= Thorbjørn Egners lesebøker =

Ola-Ola Heia, the first volume of Thorbjørn Egners lesebøker.

Thorbjørn Egners lesebøker (Thorbjorn Egner's Readers) were a series of sixteen readers for elementary school written by Norwegian author Thorbjørn Egner. Egner spent 25 years working on the series – consisting of collected literature as well as his own stories and illustrations – and they were published in 1950–1972. The books were intended for children aged 8–15, which at the time corresponded to grades 2nd–9th. Among the recurring characters was the young boy Ola-Ola, who grew up on a farm on the Norwegian countryside, but later moved to the city and had to adapt to a new life. Other stories took place in far-away lands, reminiscent of the environment in Egner's celebrated When the Robbers Came to Cardamom Town. There was also a selection of songs and poems in between the stories.
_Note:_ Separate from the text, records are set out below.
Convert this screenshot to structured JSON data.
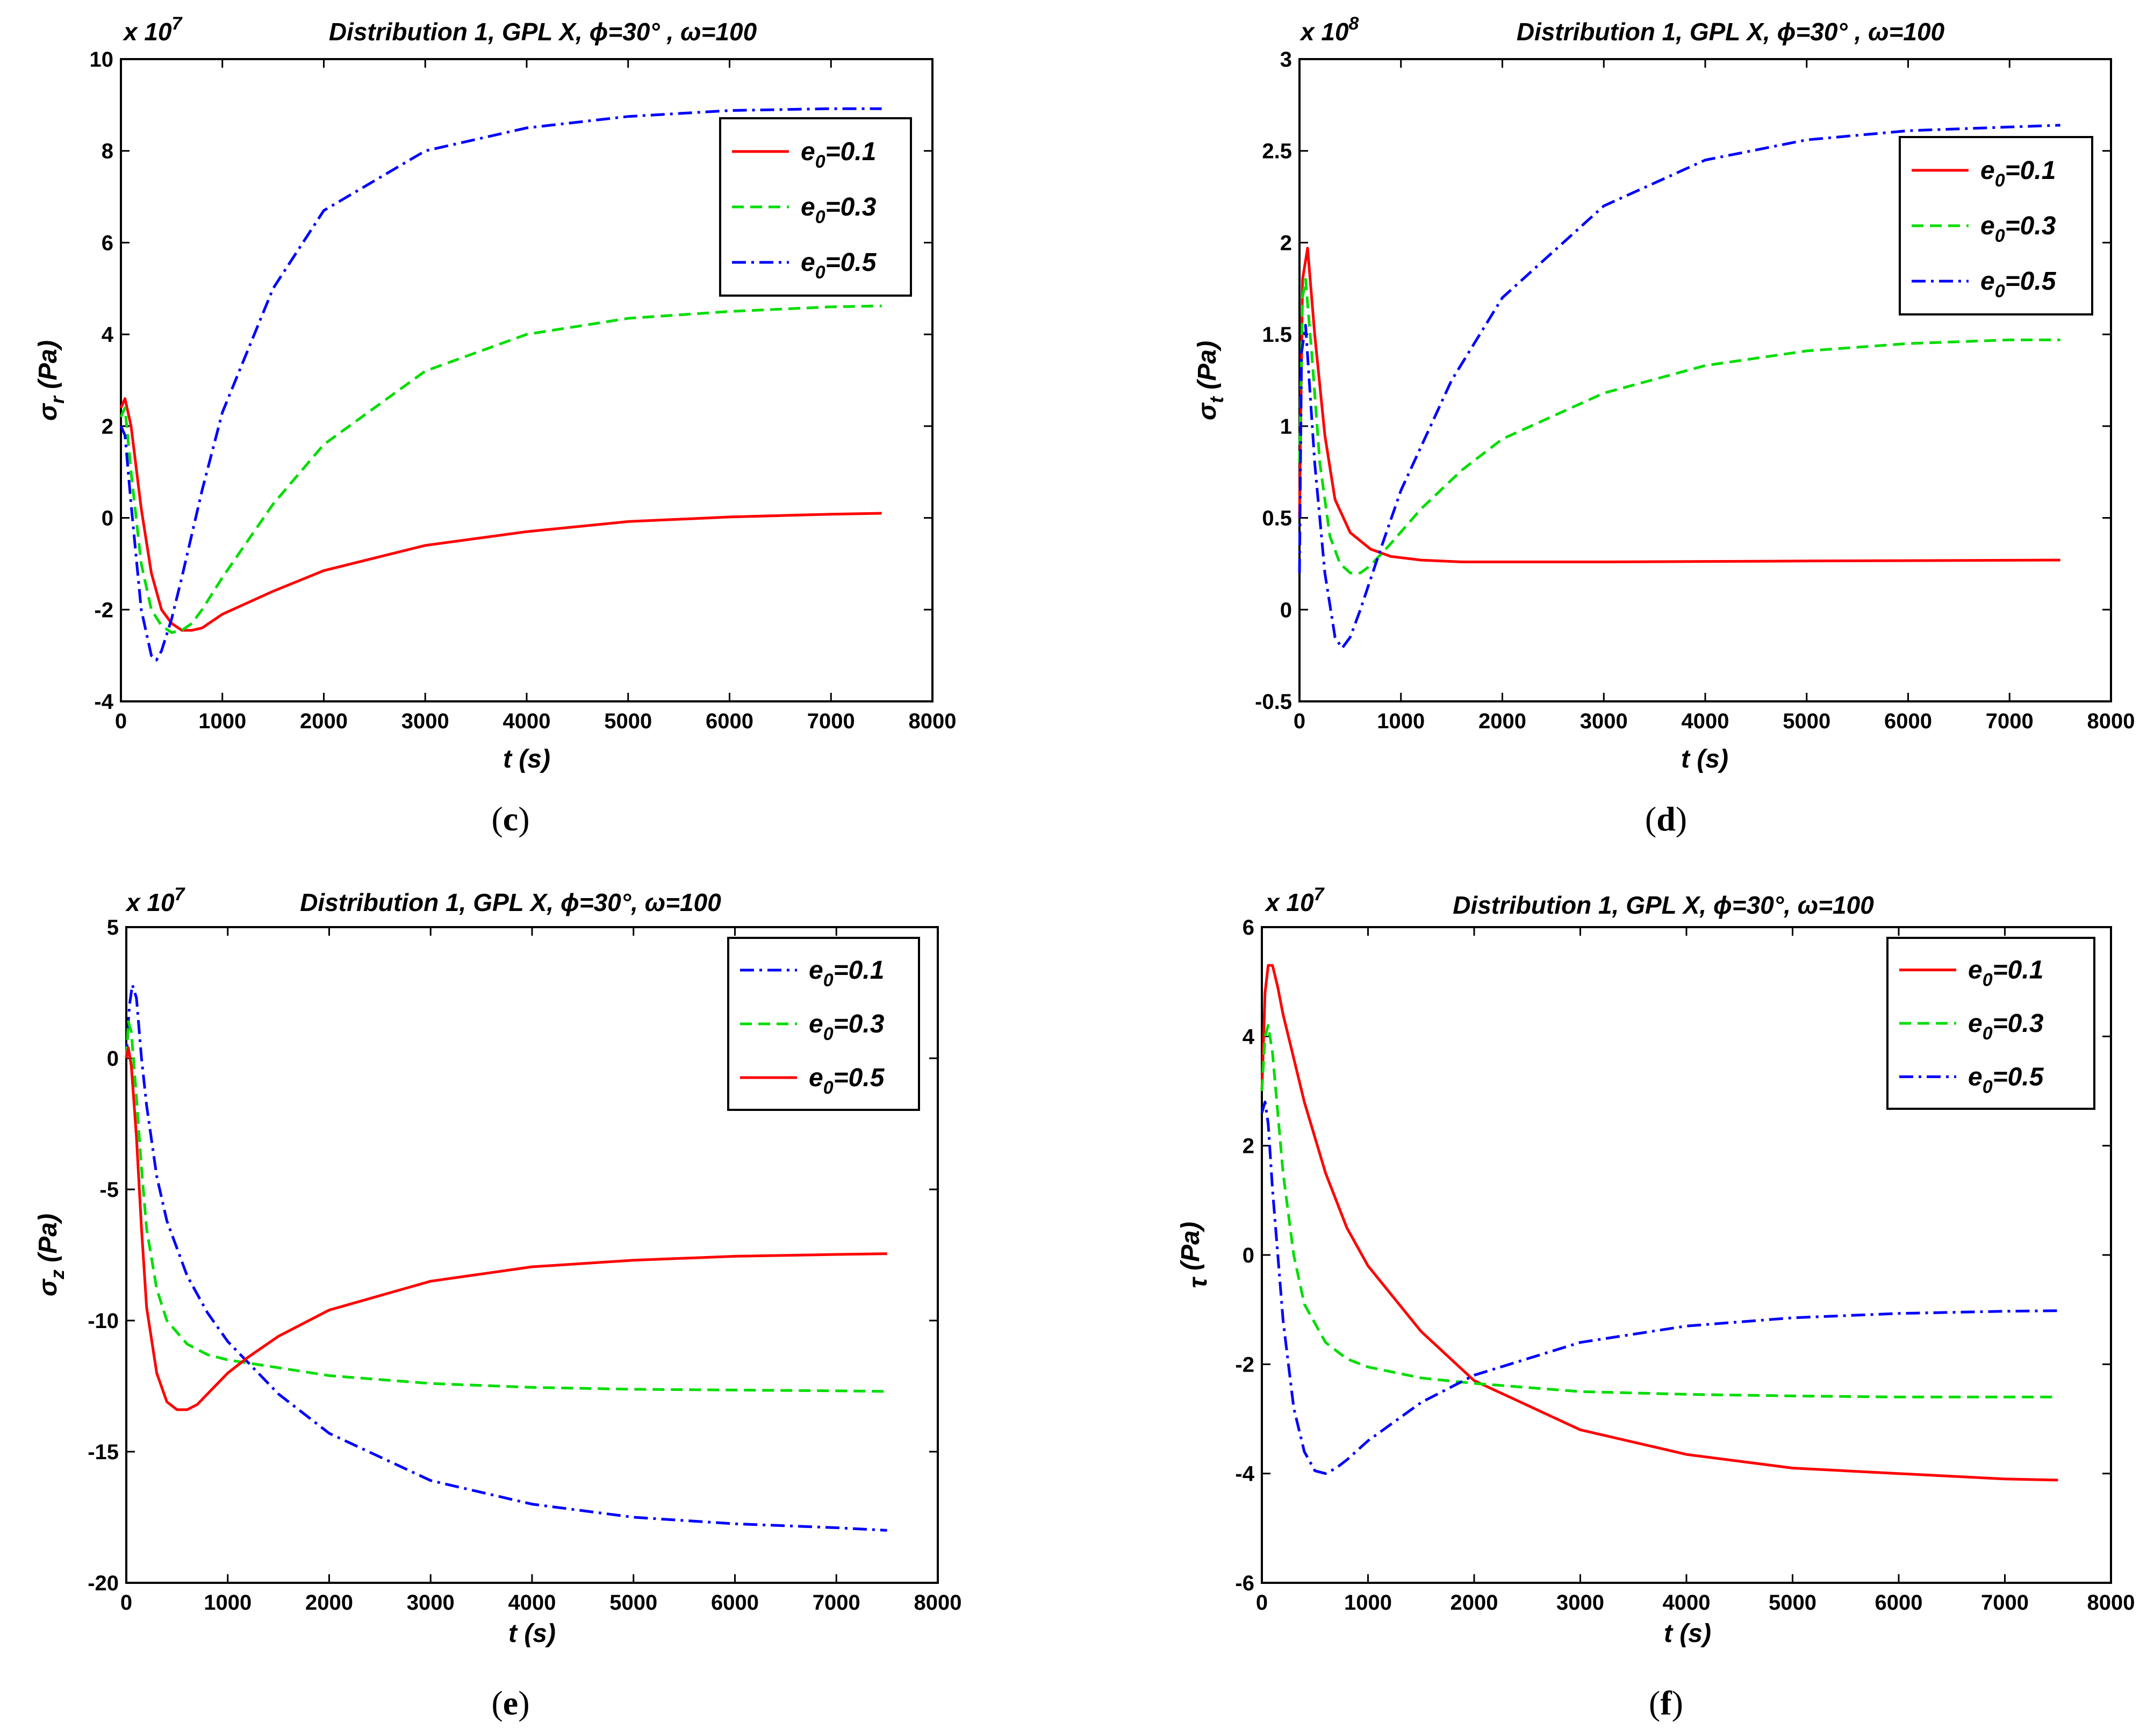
{
  "colors": {
    "red": "#ff0000",
    "green": "#00dd00",
    "blue": "#0000ff",
    "axis": "#000000"
  },
  "chart_data": [
    {
      "type": "line",
      "caption": "c",
      "title": "Distribution 1, GPL X, ϕ=30° , ω=100",
      "multiplier": "x 10",
      "exponent": "7",
      "xlabel": "t (s)",
      "ylabel_sym": "σ",
      "ylabel_sub": "r",
      "ylabel_unit": " (Pa)",
      "xlim": [
        0,
        8000
      ],
      "ylim": [
        -4,
        10
      ],
      "xticks": [
        0,
        1000,
        2000,
        3000,
        4000,
        5000,
        6000,
        7000,
        8000
      ],
      "yticks": [
        -4,
        -2,
        0,
        2,
        4,
        6,
        8,
        10
      ],
      "series": [
        {
          "legend": "0.1",
          "color": "red",
          "dash": "solid",
          "x": [
            0,
            40,
            100,
            200,
            300,
            400,
            500,
            600,
            700,
            800,
            1000,
            1500,
            2000,
            3000,
            4000,
            5000,
            6000,
            7000,
            7500
          ],
          "y": [
            2.4,
            2.6,
            2.0,
            0.2,
            -1.2,
            -2.0,
            -2.3,
            -2.45,
            -2.45,
            -2.4,
            -2.1,
            -1.6,
            -1.15,
            -0.6,
            -0.3,
            -0.08,
            0.02,
            0.08,
            0.1
          ]
        },
        {
          "legend": "0.3",
          "color": "green",
          "dash": "dashed",
          "x": [
            0,
            40,
            100,
            200,
            300,
            400,
            500,
            600,
            700,
            800,
            1000,
            1500,
            2000,
            3000,
            4000,
            5000,
            6000,
            7000,
            7500
          ],
          "y": [
            2.2,
            2.4,
            1.0,
            -1.0,
            -2.0,
            -2.35,
            -2.5,
            -2.45,
            -2.3,
            -2.0,
            -1.3,
            0.3,
            1.6,
            3.2,
            4.0,
            4.35,
            4.5,
            4.6,
            4.62
          ]
        },
        {
          "legend": "0.5",
          "color": "blue",
          "dash": "dashdot",
          "x": [
            0,
            40,
            100,
            200,
            300,
            350,
            400,
            500,
            600,
            800,
            1000,
            1500,
            2000,
            3000,
            4000,
            5000,
            6000,
            7000,
            7500
          ],
          "y": [
            2.0,
            1.8,
            0.3,
            -2.0,
            -3.0,
            -3.1,
            -2.9,
            -2.2,
            -1.3,
            0.6,
            2.3,
            5.0,
            6.7,
            8.0,
            8.5,
            8.75,
            8.88,
            8.92,
            8.92
          ]
        }
      ]
    },
    {
      "type": "line",
      "caption": "d",
      "title": "Distribution 1, GPL X, ϕ=30° , ω=100",
      "multiplier": "x 10",
      "exponent": "8",
      "xlabel": "t (s)",
      "ylabel_sym": "σ",
      "ylabel_sub": "t",
      "ylabel_unit": " (Pa)",
      "xlim": [
        0,
        8000
      ],
      "ylim": [
        -0.5,
        3
      ],
      "xticks": [
        0,
        1000,
        2000,
        3000,
        4000,
        5000,
        6000,
        7000,
        8000
      ],
      "yticks": [
        -0.5,
        0,
        0.5,
        1,
        1.5,
        2,
        2.5,
        3
      ],
      "series": [
        {
          "legend": "0.1",
          "color": "red",
          "dash": "solid",
          "x": [
            0,
            30,
            80,
            150,
            250,
            350,
            500,
            700,
            900,
            1200,
            1600,
            2000,
            3000,
            5000,
            7500
          ],
          "y": [
            0.5,
            1.8,
            1.97,
            1.5,
            0.95,
            0.6,
            0.42,
            0.33,
            0.29,
            0.27,
            0.26,
            0.26,
            0.26,
            0.265,
            0.27
          ]
        },
        {
          "legend": "0.3",
          "color": "green",
          "dash": "dashed",
          "x": [
            0,
            30,
            60,
            120,
            200,
            300,
            400,
            500,
            600,
            700,
            900,
            1200,
            1600,
            2000,
            3000,
            4000,
            5000,
            6000,
            7000,
            7500
          ],
          "y": [
            0.8,
            1.7,
            1.8,
            1.4,
            0.8,
            0.4,
            0.25,
            0.2,
            0.2,
            0.24,
            0.36,
            0.55,
            0.76,
            0.93,
            1.18,
            1.33,
            1.41,
            1.45,
            1.47,
            1.47
          ]
        },
        {
          "legend": "0.5",
          "color": "blue",
          "dash": "dashdot",
          "x": [
            0,
            20,
            60,
            150,
            250,
            350,
            420,
            500,
            600,
            800,
            1000,
            1500,
            2000,
            3000,
            4000,
            5000,
            6000,
            7000,
            7500
          ],
          "y": [
            0.2,
            1.4,
            1.55,
            0.8,
            0.2,
            -0.15,
            -0.21,
            -0.15,
            0.0,
            0.33,
            0.65,
            1.25,
            1.7,
            2.2,
            2.45,
            2.56,
            2.61,
            2.63,
            2.64
          ]
        }
      ]
    },
    {
      "type": "line",
      "caption": "e",
      "title": "Distribution 1, GPL X, ϕ=30°, ω=100",
      "multiplier": "x 10",
      "exponent": "7",
      "xlabel": "t (s)",
      "ylabel_sym": "σ",
      "ylabel_sub": "z",
      "ylabel_unit": " (Pa)",
      "xlim": [
        0,
        8000
      ],
      "ylim": [
        -20,
        5
      ],
      "xticks": [
        0,
        1000,
        2000,
        3000,
        4000,
        5000,
        6000,
        7000,
        8000
      ],
      "yticks": [
        -20,
        -15,
        -10,
        -5,
        0,
        5
      ],
      "series": [
        {
          "legend": "0.1",
          "color": "blue",
          "dash": "dashdot",
          "x": [
            0,
            30,
            60,
            100,
            150,
            200,
            300,
            400,
            600,
            800,
            1000,
            1500,
            2000,
            3000,
            4000,
            5000,
            6000,
            7000,
            7500
          ],
          "y": [
            0,
            2.0,
            2.8,
            2.3,
            0.0,
            -1.8,
            -4.5,
            -6.2,
            -8.3,
            -9.7,
            -10.8,
            -12.8,
            -14.3,
            -16.1,
            -17.0,
            -17.5,
            -17.75,
            -17.9,
            -18.0
          ]
        },
        {
          "legend": "0.3",
          "color": "green",
          "dash": "dashed",
          "x": [
            0,
            20,
            50,
            100,
            150,
            200,
            300,
            400,
            600,
            800,
            1000,
            1500,
            2000,
            3000,
            4000,
            5000,
            6000,
            7000,
            7500
          ],
          "y": [
            0,
            1.4,
            1.0,
            -1.5,
            -4.2,
            -6.5,
            -8.8,
            -10.0,
            -10.9,
            -11.3,
            -11.5,
            -11.8,
            -12.1,
            -12.4,
            -12.55,
            -12.62,
            -12.65,
            -12.68,
            -12.7
          ]
        },
        {
          "legend": "0.5",
          "color": "red",
          "dash": "solid",
          "x": [
            0,
            20,
            50,
            100,
            150,
            200,
            300,
            400,
            500,
            600,
            700,
            800,
            1000,
            1200,
            1500,
            2000,
            3000,
            4000,
            5000,
            6000,
            7000,
            7500
          ],
          "y": [
            0,
            0.4,
            -0.3,
            -3.0,
            -6.5,
            -9.5,
            -12.0,
            -13.1,
            -13.4,
            -13.4,
            -13.2,
            -12.8,
            -12.0,
            -11.4,
            -10.6,
            -9.6,
            -8.5,
            -7.95,
            -7.7,
            -7.55,
            -7.48,
            -7.45
          ]
        }
      ]
    },
    {
      "type": "line",
      "caption": "f",
      "title": "Distribution 1, GPL X, ϕ=30°, ω=100",
      "multiplier": "x 10",
      "exponent": "7",
      "xlabel": "t (s)",
      "ylabel_sym": "τ",
      "ylabel_sub": "",
      "ylabel_unit": " (Pa)",
      "xlim": [
        0,
        8000
      ],
      "ylim": [
        -6,
        6
      ],
      "xticks": [
        0,
        1000,
        2000,
        3000,
        4000,
        5000,
        6000,
        7000,
        8000
      ],
      "yticks": [
        -6,
        -4,
        -2,
        0,
        2,
        4,
        6
      ],
      "series": [
        {
          "legend": "0.1",
          "color": "red",
          "dash": "solid",
          "x": [
            0,
            30,
            60,
            100,
            150,
            200,
            300,
            400,
            600,
            800,
            1000,
            1500,
            2000,
            3000,
            4000,
            5000,
            6000,
            7000,
            7500
          ],
          "y": [
            3.0,
            4.8,
            5.3,
            5.3,
            4.9,
            4.4,
            3.6,
            2.8,
            1.5,
            0.5,
            -0.2,
            -1.4,
            -2.3,
            -3.2,
            -3.65,
            -3.9,
            -4.0,
            -4.1,
            -4.12
          ]
        },
        {
          "legend": "0.3",
          "color": "green",
          "dash": "dashed",
          "x": [
            0,
            30,
            60,
            100,
            150,
            200,
            300,
            400,
            600,
            800,
            1000,
            1500,
            2000,
            3000,
            4000,
            5000,
            6000,
            7000,
            7500
          ],
          "y": [
            3.0,
            4.0,
            4.2,
            3.7,
            2.6,
            1.5,
            0.0,
            -0.9,
            -1.6,
            -1.9,
            -2.05,
            -2.25,
            -2.35,
            -2.5,
            -2.55,
            -2.58,
            -2.6,
            -2.6,
            -2.6
          ]
        },
        {
          "legend": "0.5",
          "color": "blue",
          "dash": "dashdot",
          "x": [
            0,
            30,
            60,
            100,
            200,
            300,
            400,
            500,
            600,
            700,
            800,
            1000,
            1500,
            2000,
            3000,
            4000,
            5000,
            6000,
            7000,
            7500
          ],
          "y": [
            2.6,
            2.8,
            2.4,
            1.2,
            -1.2,
            -2.8,
            -3.6,
            -3.95,
            -4.0,
            -3.9,
            -3.75,
            -3.4,
            -2.7,
            -2.2,
            -1.6,
            -1.3,
            -1.15,
            -1.07,
            -1.03,
            -1.02
          ]
        }
      ]
    }
  ]
}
The books took over the role held for decades by Nordahl Rolfsen's readers in the Norwegian educational system. Rolfsen's books were published in 1892–1895, and had been the standard works since, but starting in the 1950s, Egner's books took over this position. Egner himself considered the series to be the magnum opus of his collected works. In 1972, however – the year in which the last book in the series was published – the educational program of Norwegian primary schools was altered. The new scheme largely abandoned the use of basic readers in the curriculum. As a result, Egner's textbooks were rendered virtually obsolete as educational tools. The books remain an important part of the Norwegian cultural heritage, being considered children's classics, and some of them have been reprinted more recently.